Quick note - love your site and your techclectic topics…

on this one, though, I think you drove off into the weeds:

“Some of the services use an absurdly small number of characters in their hash keys-- 1YU, 808, cuy-- to represent the entire Steve McConnell blog URL.”

The string to the right of the URL, for instance the “1YU” part, is just a simple rolling string index; the next hit on that site might return 1YV, then 1YW, 1YX.

One good way to do this would be to keep two tables, one with the rolling string index and the sequence of the request, and a second table to hold the source URL. The second table wouldn’t need an search index at all.

Table 1

Key Request

N1162 · August 22, 2007, 12:00am

I think you are right. In theory it should pick any key below the most recent one, and it seems to work on the few tests that I have made.
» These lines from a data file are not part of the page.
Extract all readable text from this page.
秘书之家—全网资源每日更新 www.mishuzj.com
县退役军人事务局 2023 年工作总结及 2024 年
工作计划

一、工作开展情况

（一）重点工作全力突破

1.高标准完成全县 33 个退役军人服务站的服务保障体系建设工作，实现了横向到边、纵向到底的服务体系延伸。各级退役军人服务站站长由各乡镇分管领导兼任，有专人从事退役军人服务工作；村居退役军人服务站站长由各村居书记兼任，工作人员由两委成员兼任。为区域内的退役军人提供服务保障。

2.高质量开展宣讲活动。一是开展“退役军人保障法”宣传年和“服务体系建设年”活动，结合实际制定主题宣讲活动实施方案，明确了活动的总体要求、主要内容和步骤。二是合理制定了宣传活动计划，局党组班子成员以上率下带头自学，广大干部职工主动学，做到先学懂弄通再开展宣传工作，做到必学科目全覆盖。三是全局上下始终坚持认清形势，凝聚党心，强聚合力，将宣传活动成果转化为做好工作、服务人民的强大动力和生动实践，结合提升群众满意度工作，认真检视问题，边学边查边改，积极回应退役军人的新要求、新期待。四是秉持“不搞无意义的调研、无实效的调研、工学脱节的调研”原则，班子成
Try these randomly chosen URLs:

http://qurl.net/A
http://tinyurl.com/y

This is also a fun method of testing how popular they are (unless they increase the index to seem more important). TinyURL has been used a lot it seems

N1163 · August 22, 2007, 12:00am

Cool page: http://tinyurl.com/404 There is a box saying “The storage meter is history.”

So basically it is “404 - storage meter not found”

PWills · August 22, 2007, 12:00am

+1 to tinywords

You’re way overcomplicating things. The URL redirectors with short keys – and by the way you are missing the Carl Franklin favorite shrinkster – are just primary keys to a database table.

James · August 22, 2007, 12:00am

Why would you even need 2 tables? It seems to me that one would work just fine - and retrieval would be faster because joins wouldn’t be required.

I think your way of approaching it though is probably how they would do it - the hash seems like a bit of overkill for a simple problem.